A teenage girl bursts onto the headland with a delighted cry, having just caught the whale’s display. She is barefoot, dressed in a maroon woollen wraparound dress tied at the waist with a colourful embroidered belt. On her wrist is a plaited leather strap. Dark ringlets fall over white cheeks. Not seeing me, the girl throws her arms out wide as if embracing the sea, her mouth open in rapture. She turns abruptly, perhaps remembering herself. I get up and follow her, just far enough behind to remain unseen. Three younger siblings, similarly crowned in curls, join her, the smallest boy pulling her hand back towards the start of the trail. Around the bend a woman appears swathed in an alpaca-wool wrap, long dark hair falling like silken seaweed down her back. She moves as if directed by the flow of her hair towards her brood. She looks like Selkie, the folkloric seal woman who I’d just been reading about in Women Who Run with the Wolves. In the tale, Selkie leaves her underwater home to marry a lonely fisherman and bear his son. Instead of letting her return after seven summers, as promised, her husband hides her seal skin. Selkie grows dry and brittle. When her son finds the hidden pelt, Selkie makes the excruciating decision to leave him and return home, in order to save her own life.

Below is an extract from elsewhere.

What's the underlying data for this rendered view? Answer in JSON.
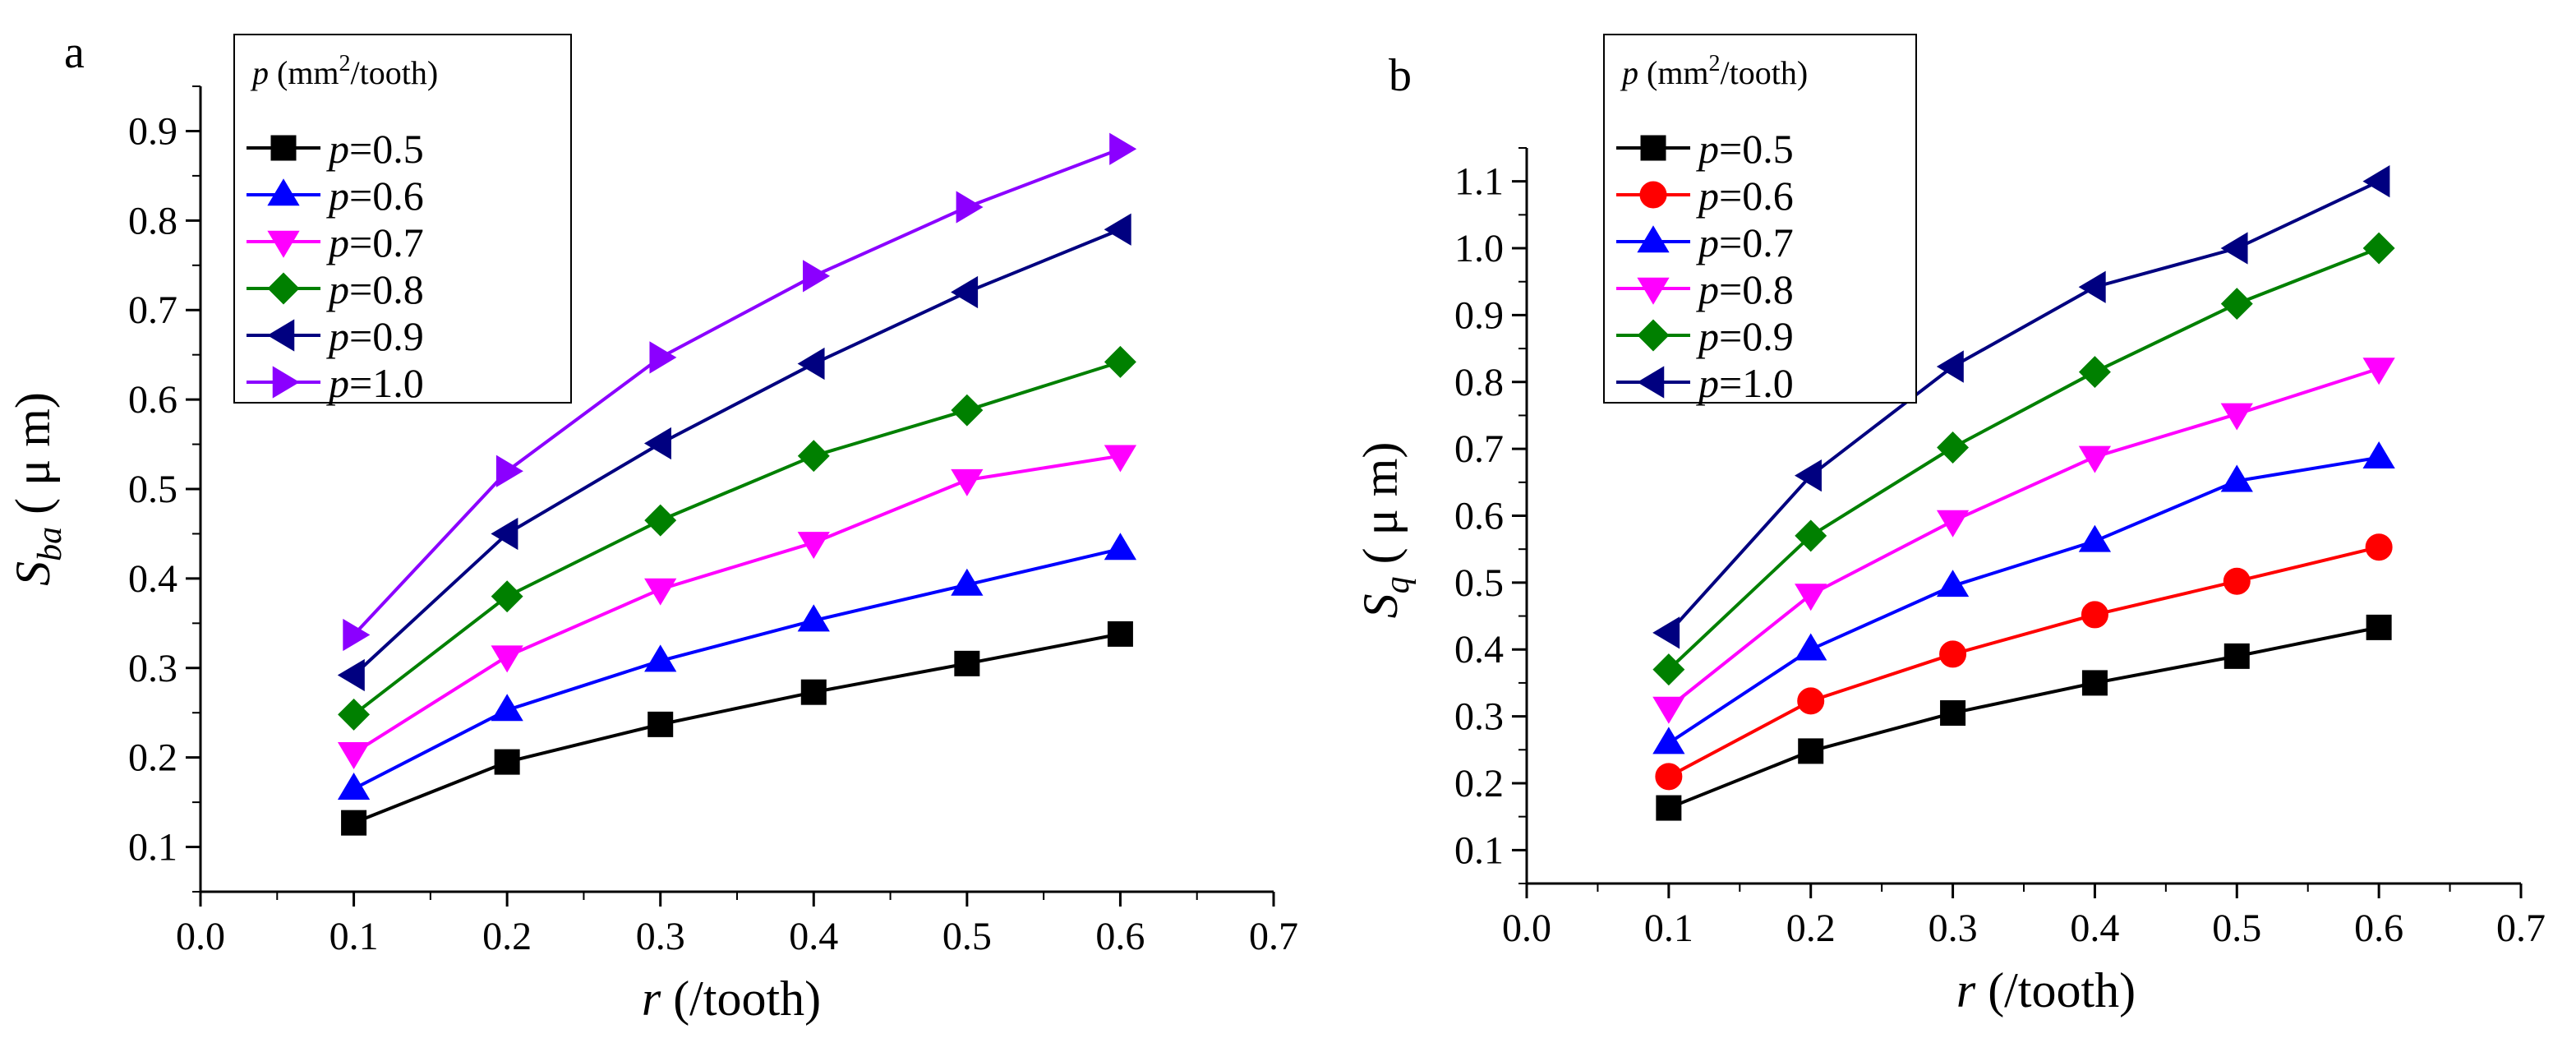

I crouch in the bushes, watching the mother. She smiles broadly as her children run towards her. She has a wholly human face and yet it could also be the face of a goddess, the archetypal feminine in flesh and blood. It sparks a familiar yearning. During town missions I scan the faces of women, watching their features and mannerisms, searching for that which is universal. I catch glimpses of it in a smile, in the way a woman turns and takes the hand of a child. I saw it once between the lines on one wrinkled face, heard it in the methodical tapping of her shoes as she sat on a park bench amidst roses and looked out onto a river. The expression changes but the essence remains the same. The life of a woman so ordinary – and yet within that, or perhaps because of it, is the extraordinary.